Siendo aún estudiante del Royal College of Art de Londres, en el ánimo de David Hockney ya había cuajado una imagen idealizada de América como meca de libertad sexual, imagen labrada entre el arrullo de los versos de Walt Whitman y la fascinación por las revistas beefcake californianas, cuyas fotografías de atléticos efebos inspiraban las poses de sus propios modelos. En aquella época su experimentación formal debía más a los graffitis obscenos de los lavabos públicos que a los museos.
El ambiente académico distaba de aceptar muestras artísticas de homosexualidad, por lo que el subterfugio temático seguía rigiendo la presentación pública de obras susceptibles de admitir una doble lectura. Sin embargo, faltaban pocos años para que en Inglaterra se despenalizara la homosexualidad (Ley de Delitos Sexuales, 1967), tras siglos de persecución y condena al ostracismo, cuando no a la pena capital (la abolición de la pena de muerte por sodomía tuvo lugar en 1861).
Estas dos fechas sirven de marco histórico a la exposición Queer British Art celebrada estos días en la Tate Britain, que rinde homenaje a una serie de artistas cuyo único rasgo compartido es haber padecido, en mayor o menor medida (desde la mera censura de su obra hasta años de cárcel por su condición “invertida”, como se llamaba a lo que escapaba a la ortodoxia heterosexual).
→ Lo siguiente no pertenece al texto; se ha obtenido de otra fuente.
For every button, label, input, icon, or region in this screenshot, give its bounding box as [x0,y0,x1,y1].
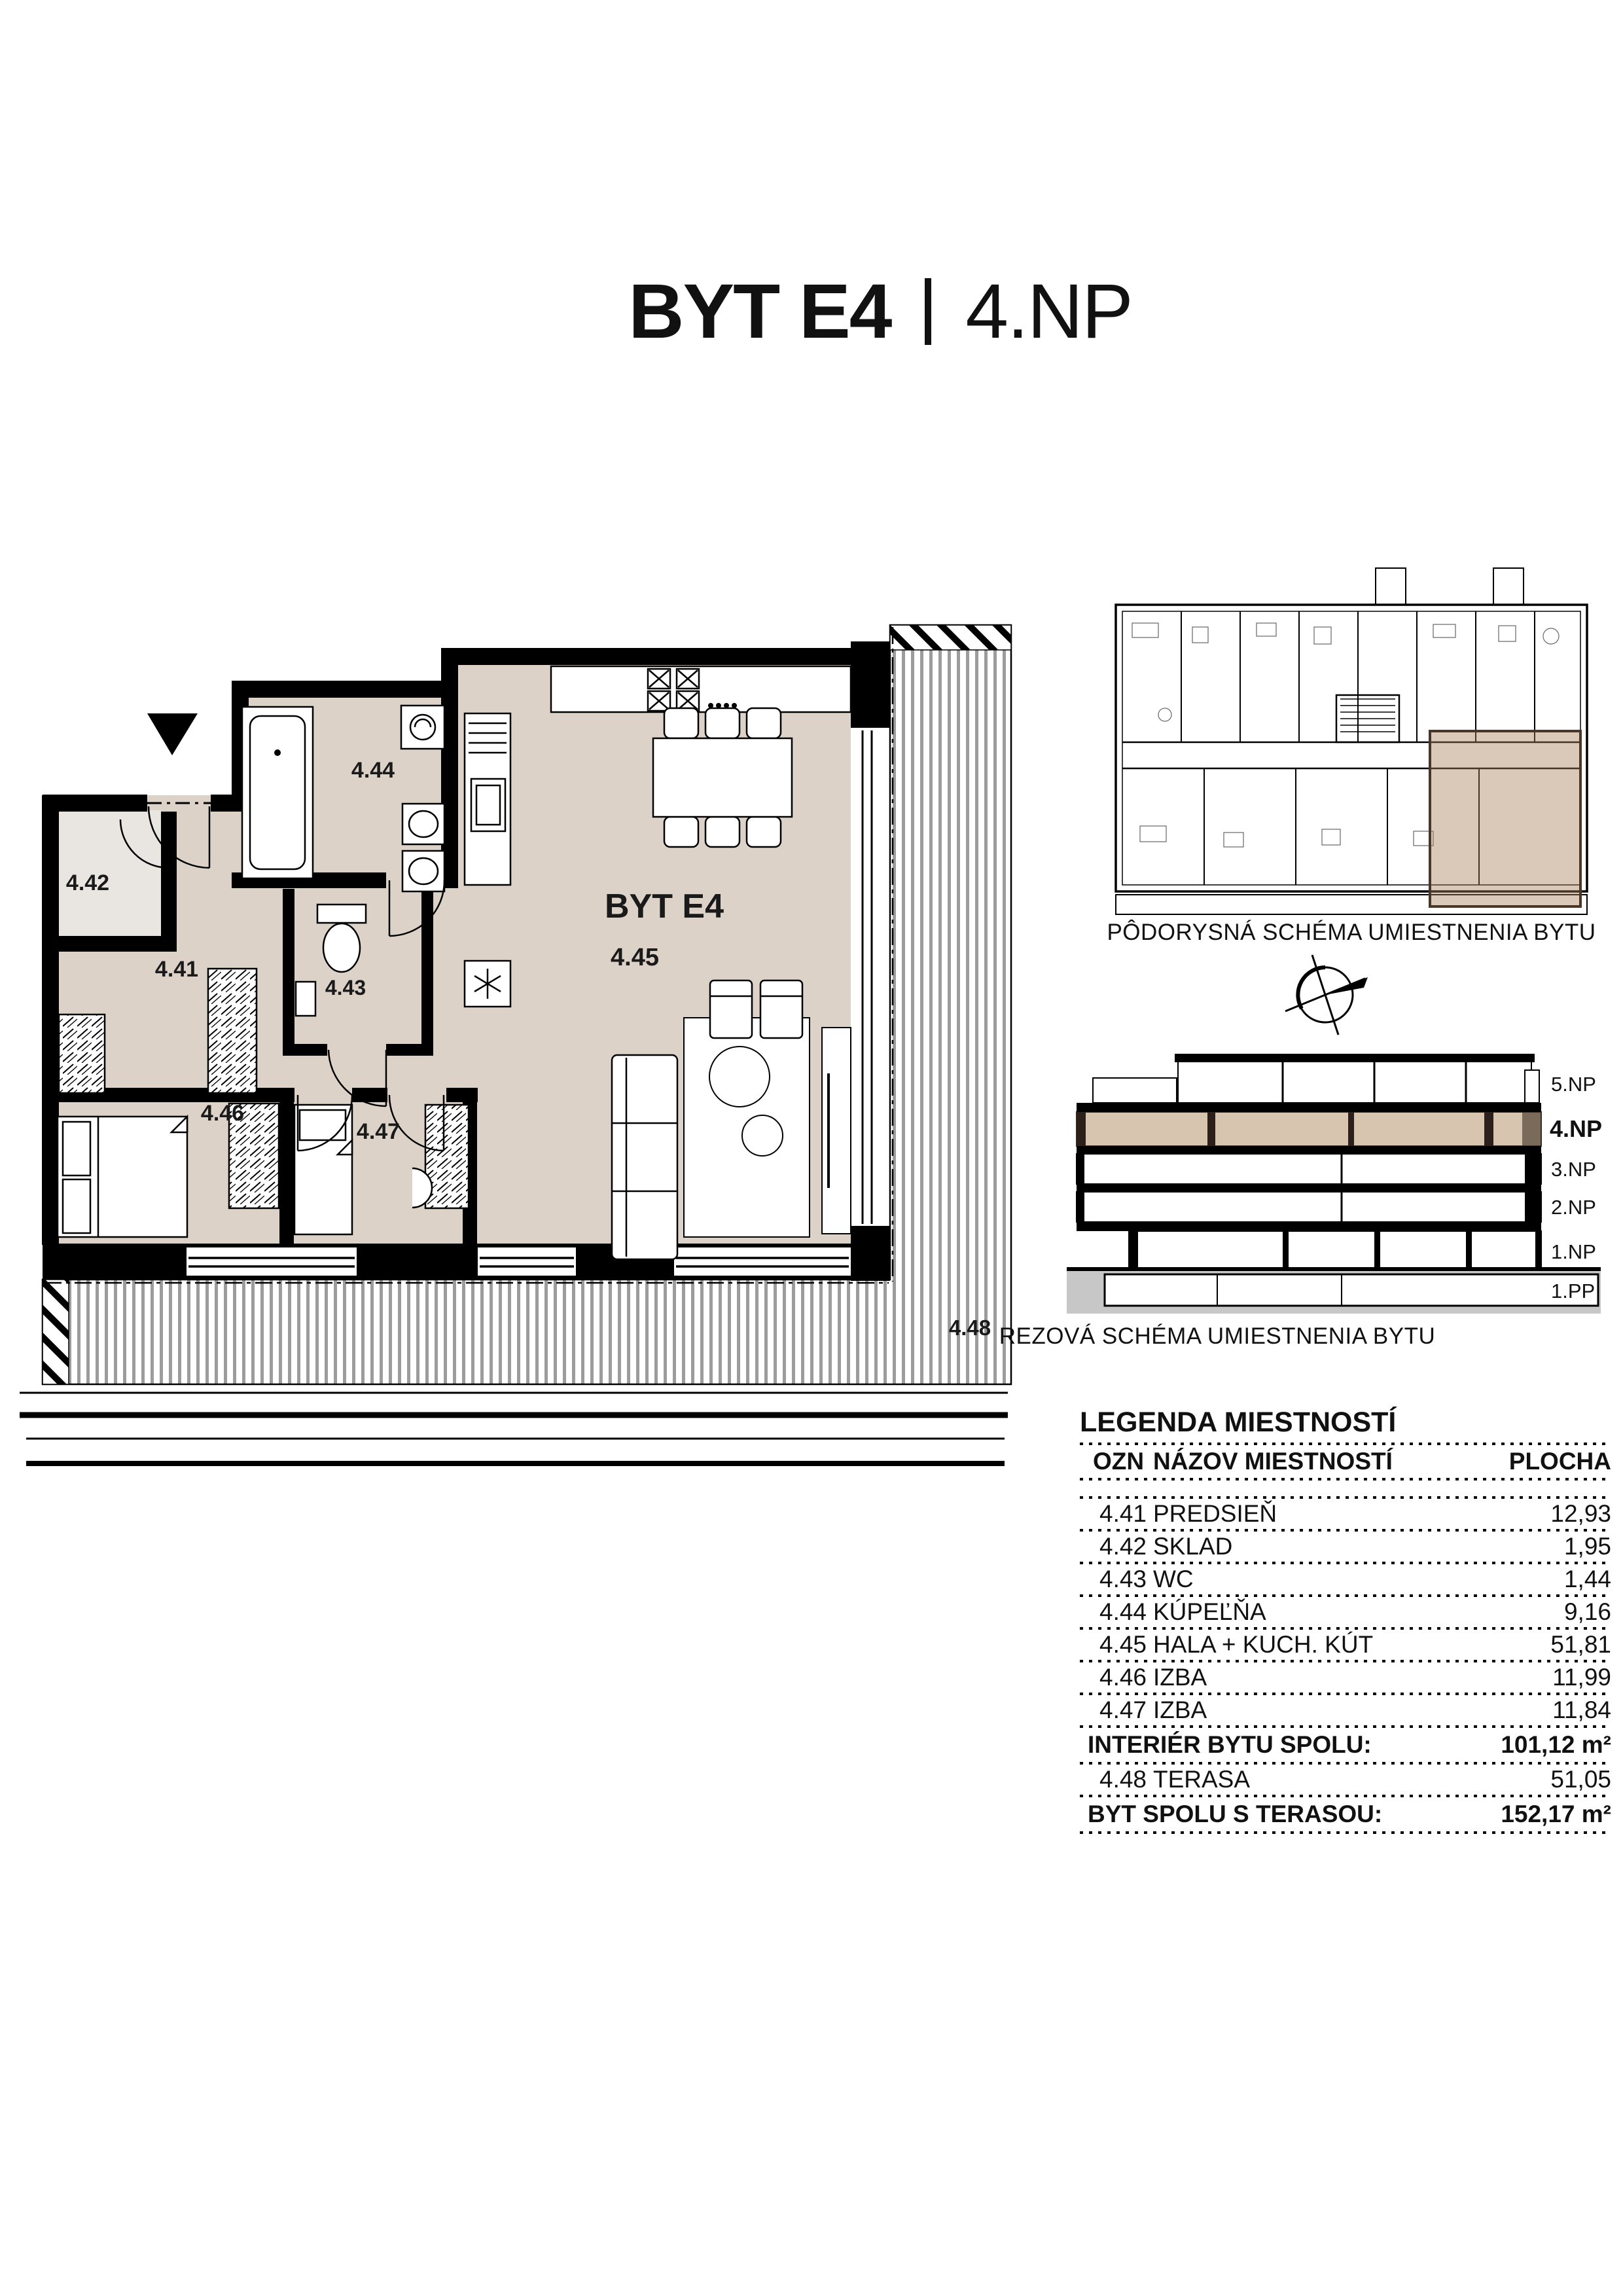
row-name: HALA + KUCH. KÚT [1153,1631,1550,1659]
washing-machine [401,706,444,749]
row-name: TERASA [1153,1766,1550,1793]
row-ozn: 4.42 [1080,1533,1153,1560]
bathtub [242,707,313,878]
row-ozn: 4.48 [1080,1766,1153,1793]
floor-5np [1093,1054,1539,1103]
legend-row: 4.45 HALA + KUCH. KÚT 51,81 [1080,1630,1611,1660]
kitchen-side-counter [465,713,510,885]
legend-row: 4.43 WC 1,44 [1080,1564,1611,1594]
room-label-4-42: 4.42 [66,870,109,895]
row-name: WC [1153,1566,1564,1593]
bathroom-sink [402,804,444,844]
legend-grand-total-row: BYT SPOLU S TERASOU: 152,17 m² [1080,1797,1611,1831]
row-area: 11,99 [1552,1664,1611,1691]
room-label-4-46: 4.46 [201,1101,244,1126]
dining-table [653,708,792,847]
bathroom-sink [402,851,444,891]
room-label-4-45: 4.45 [611,944,659,971]
floor-id-title: 4.NP [965,267,1132,356]
room-label-4-47: 4.47 [357,1119,400,1144]
legend-row: 4.41 PREDSIEŇ 12,93 [1080,1499,1611,1529]
legend-header-row: OZN NÁZOV MIESTNOSTÍ PLOCHA [1080,1445,1611,1478]
page: { "page": { "title_main": "BYT E4", "tit… [0,0,1623,2296]
floor-label-4np: 4.NP [1550,1115,1602,1142]
row-name: SKLAD [1153,1533,1564,1560]
window-gap [478,1247,576,1276]
building-floorplan-schema [1106,564,1597,918]
legend-title: LEGENDA MIESTNOSTÍ [1080,1405,1611,1443]
grand-total-value: 152,17 m² [1501,1801,1611,1828]
col-header-nazov: NÁZOV MIESTNOSTÍ [1153,1448,1509,1475]
row-area: 9,16 [1564,1598,1611,1626]
floor-label-1np: 1.NP [1551,1240,1596,1263]
row-ozn: 4.47 [1080,1696,1153,1724]
spacer [1080,1480,1611,1496]
row-ozn: 4.41 [1080,1500,1153,1528]
terrace-edge-ticks [890,625,1011,650]
col-header-ozn: OZN [1080,1448,1153,1475]
main-floor-plan: 4.42 4.41 4.43 4.44 BYT E4 4.45 4.46 4.4… [20,615,1027,1518]
row-ozn: 4.43 [1080,1566,1153,1593]
armchair [760,980,802,1038]
legend-row: 4.47 IZBA 11,84 [1080,1695,1611,1725]
window-gap [674,1247,851,1276]
double-bed [58,1117,187,1237]
building-section-schema: 5.NP 4.NP 3.NP 2.NP 1.NP 1.PP [1067,1044,1623,1325]
interior-total-label: INTERIÉR BYTU SPOLU: [1080,1731,1501,1759]
terrace-left-edge-hatch [43,1280,69,1384]
row-area: 11,84 [1552,1696,1611,1724]
entrance-arrow-icon [147,713,198,755]
floorplan-schema-caption: PÔDORYSNÁ SCHÉMA UMIESTNENIA BYTU [1106,920,1597,946]
room-label-4-41: 4.41 [155,957,198,982]
row-area: 51,81 [1550,1631,1611,1659]
rug [684,1018,810,1237]
row-ozn: 4.46 [1080,1664,1153,1691]
row-area: 51,05 [1550,1766,1611,1793]
page-title: BYT E4 4.NP [0,267,1623,356]
tv-cabinet [822,1028,851,1234]
sofa [612,1055,677,1259]
floor-4np-highlighted [1077,1103,1541,1154]
row-area: 12,93 [1550,1500,1611,1528]
divider [1080,1831,1611,1834]
armchair [710,980,752,1038]
room-label-4-48: 4.48 [949,1316,991,1340]
apartment-label: BYT E4 [605,888,724,925]
grand-total-label: BYT SPOLU S TERASOU: [1080,1801,1501,1828]
legend-row: 4.42 SKLAD 1,95 [1080,1532,1611,1562]
apartment-id-title: BYT E4 [628,267,891,356]
highlighted-apartment [1430,731,1580,906]
north-compass-icon [1276,952,1374,1037]
legend-interior-total-row: INTERIÉR BYTU SPOLU: 101,12 m² [1080,1728,1611,1762]
row-area: 1,95 [1564,1533,1611,1560]
row-name: PREDSIEŇ [1153,1500,1550,1528]
basement [1105,1274,1598,1306]
kitchen-appliance-star [465,961,510,1007]
south-wall [43,1244,890,1280]
legend-row: 4.46 IZBA 11,99 [1080,1662,1611,1693]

Entre las víctimas de la moral victoriana, la muestra concede especial atención al caso de Oscar Wilde, colocando un retrato realizado en el momento álgido de su reconocimiento social junto a la puerta de la cárcel donde cumplió condena. El pintor prerrafaelista Simeon Solomon corrió con similar suerte, condenado también a trabajos forzados tras ser juzgado por sodomía. Ambos vieron truncada su carrera artística sin remisión.
La belleza andrógina de los modelos masculinos de Solomon contrastan con la corpulencia de las atractivas mujeres pintadas por la feminista Evelyn De Morgan, uno y otro hábiles para burlar la censura con alegorías libremente inspiradas en épicas medievales o mitos griegos.
Los cuadros expuestos también parecen invitar al espectador a interrogarse sobre su propia mirada, sobre los velos culturales que condicionan su juicio, los prejuicios de su propia época: el tabú actual sobre la pedofilia, por ejemplo, afecta la contemplación de los bañistas púberes de Henry Scott Tuke. La sensualidad que rezuman, con la luz vibrátil tamborileando sobre sus nalgas, era probablemente vista con menos velos entonces que ahora.
La censura y los tabúes tienden a interiorizarse, y la mirada es cada vez más suspicaz y pringada de escrúpulos inconscientes.
También en Duncan Grant, cuyo espíritu epicúreo congeniaba con el amor libre abanderado por el grupo de Bloomsbury al que pertenecía, hacía confluir naturaleza u homoerotismo en sus pinturas de corte fauvista.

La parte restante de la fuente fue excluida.